It would be a lie to say that listening to M83’s Saturdays=Youth is vaguely reminiscent of being transported back to the ’80s. Listening to M83’s Saturdays=Youth is incredibly reminiscent of being transported back to the ’80s. This is meant to be taken precisely as what you’re likely thinking: there were some fun things about music in the ’80s, but there were also some awful things about music in the ’80s.
The opening track is what would be expected for an M83 album — mellow piano melody with string-like synths fading in and out of the background, getting increasingly louder until highly altered female and male vocals enter, an all-together stunning example of modern electro-dream pop done right.
But then “Kim & Jessie” starts and it’s ’80s reminiscing time. It’s all there, most notably the hollow synths and flat drum machine. At first it’s forgivable, though, because it’s like the good bands from the ’80s. Like Duran Duran. Well. Duran Duran’s first album. Anyway. Then, like too many songs from the ’80s, it becomes a little too repetitive and goes on a little too long. But it’s not bad. Just… overkill.

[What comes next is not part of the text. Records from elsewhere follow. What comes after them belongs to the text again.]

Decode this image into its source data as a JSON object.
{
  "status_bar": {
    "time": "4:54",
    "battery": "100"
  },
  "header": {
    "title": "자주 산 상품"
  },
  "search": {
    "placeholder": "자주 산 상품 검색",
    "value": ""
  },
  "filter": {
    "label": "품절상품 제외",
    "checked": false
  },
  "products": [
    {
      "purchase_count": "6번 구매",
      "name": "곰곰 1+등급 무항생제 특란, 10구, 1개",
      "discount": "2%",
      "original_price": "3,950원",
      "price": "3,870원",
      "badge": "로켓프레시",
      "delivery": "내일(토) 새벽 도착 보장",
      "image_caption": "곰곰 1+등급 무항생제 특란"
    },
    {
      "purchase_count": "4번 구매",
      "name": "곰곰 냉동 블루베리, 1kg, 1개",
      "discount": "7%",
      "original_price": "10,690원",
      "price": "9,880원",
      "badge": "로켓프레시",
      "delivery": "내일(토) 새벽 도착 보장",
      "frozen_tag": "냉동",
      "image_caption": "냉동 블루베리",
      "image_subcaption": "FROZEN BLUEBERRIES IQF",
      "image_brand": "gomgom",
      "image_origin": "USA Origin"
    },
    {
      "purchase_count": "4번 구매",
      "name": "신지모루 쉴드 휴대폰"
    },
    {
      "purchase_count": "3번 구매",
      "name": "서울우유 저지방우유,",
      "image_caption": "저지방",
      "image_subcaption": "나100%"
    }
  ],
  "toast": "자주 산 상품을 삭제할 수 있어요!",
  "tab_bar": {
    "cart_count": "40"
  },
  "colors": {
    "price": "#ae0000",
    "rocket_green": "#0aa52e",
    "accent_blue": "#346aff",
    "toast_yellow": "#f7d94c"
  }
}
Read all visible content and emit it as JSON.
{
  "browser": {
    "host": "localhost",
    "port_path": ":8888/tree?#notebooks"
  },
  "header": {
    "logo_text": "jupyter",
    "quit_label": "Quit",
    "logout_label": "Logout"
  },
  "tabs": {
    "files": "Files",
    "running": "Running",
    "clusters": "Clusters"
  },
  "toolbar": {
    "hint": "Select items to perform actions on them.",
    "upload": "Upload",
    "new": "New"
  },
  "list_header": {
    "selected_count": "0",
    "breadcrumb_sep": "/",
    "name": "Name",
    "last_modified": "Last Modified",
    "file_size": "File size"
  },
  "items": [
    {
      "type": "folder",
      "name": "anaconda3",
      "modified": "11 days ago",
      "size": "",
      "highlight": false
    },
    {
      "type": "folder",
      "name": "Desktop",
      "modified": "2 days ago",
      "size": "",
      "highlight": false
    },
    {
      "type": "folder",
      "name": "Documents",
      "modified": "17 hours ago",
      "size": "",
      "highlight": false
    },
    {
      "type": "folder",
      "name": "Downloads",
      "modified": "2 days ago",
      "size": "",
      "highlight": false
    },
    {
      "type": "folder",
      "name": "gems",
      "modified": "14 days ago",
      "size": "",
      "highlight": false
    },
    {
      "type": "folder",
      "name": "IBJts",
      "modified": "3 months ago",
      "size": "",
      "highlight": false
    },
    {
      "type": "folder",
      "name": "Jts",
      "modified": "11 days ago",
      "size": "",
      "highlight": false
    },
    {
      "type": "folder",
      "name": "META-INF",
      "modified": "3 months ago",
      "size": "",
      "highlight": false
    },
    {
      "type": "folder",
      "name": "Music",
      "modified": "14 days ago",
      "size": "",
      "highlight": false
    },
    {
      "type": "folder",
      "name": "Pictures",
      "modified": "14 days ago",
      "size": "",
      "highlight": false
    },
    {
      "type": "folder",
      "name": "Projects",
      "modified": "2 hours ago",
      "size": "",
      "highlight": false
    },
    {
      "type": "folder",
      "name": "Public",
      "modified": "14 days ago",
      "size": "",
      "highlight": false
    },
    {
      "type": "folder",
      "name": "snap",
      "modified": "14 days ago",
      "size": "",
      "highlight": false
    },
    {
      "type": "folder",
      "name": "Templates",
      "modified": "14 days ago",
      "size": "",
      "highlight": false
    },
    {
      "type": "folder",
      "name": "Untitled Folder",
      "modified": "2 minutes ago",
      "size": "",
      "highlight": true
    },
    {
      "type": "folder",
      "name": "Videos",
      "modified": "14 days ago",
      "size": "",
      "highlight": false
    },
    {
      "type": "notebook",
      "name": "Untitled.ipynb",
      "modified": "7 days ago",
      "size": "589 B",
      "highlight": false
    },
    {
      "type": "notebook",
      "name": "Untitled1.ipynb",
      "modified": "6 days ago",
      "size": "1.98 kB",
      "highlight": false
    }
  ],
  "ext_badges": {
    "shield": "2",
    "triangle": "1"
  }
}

The band coasts through a couple other ’80s styles, including the darker, gothic styles on “Skin of the Night,” and “Graveyard Girl.” By the time the half-way point hits, it starts to feel a little ridiculous, so they escalate past ridiculous into absurd with “Colours,” an over eight-minute snoozefest that, vocals aside, sounds like an attempt to mimic the Knife.
But the band seems to either get bored with the retro thing or anticipates that the listener will, and immediately after “Colours” switches to lighter, atmospheric pieces that sound more like the M83 that we’ve all been listening to up to this point. A few songs on the second half contain the synths and drum machines — “We Own the Sky” and “Dark Moves of Love” — but are more dense and constructed better. There is, however, another overly long, unnecessary snoozer at the end, “Midnight Souls Remain.” It’s not that long songs can’t be entertaining or that this band can’t make them interesting — because they have in the past — it’s just that the lengthy works on this album aren’t the best evidence of that.
The ’80s vibe is fun for awhile, but M83 is smart to tone it down halfway through. Though they do bring a bit of updated flair to the style, the work is less substantial, less earnest. It doesn’t hold up as well through repeated listens. It’s a joy at first — but by the third or fourth play-through, it’s too redundant. Saturday=Youth isn’t the band’s best work, but in terms of a young, summery album, they’ve made a solid attempt.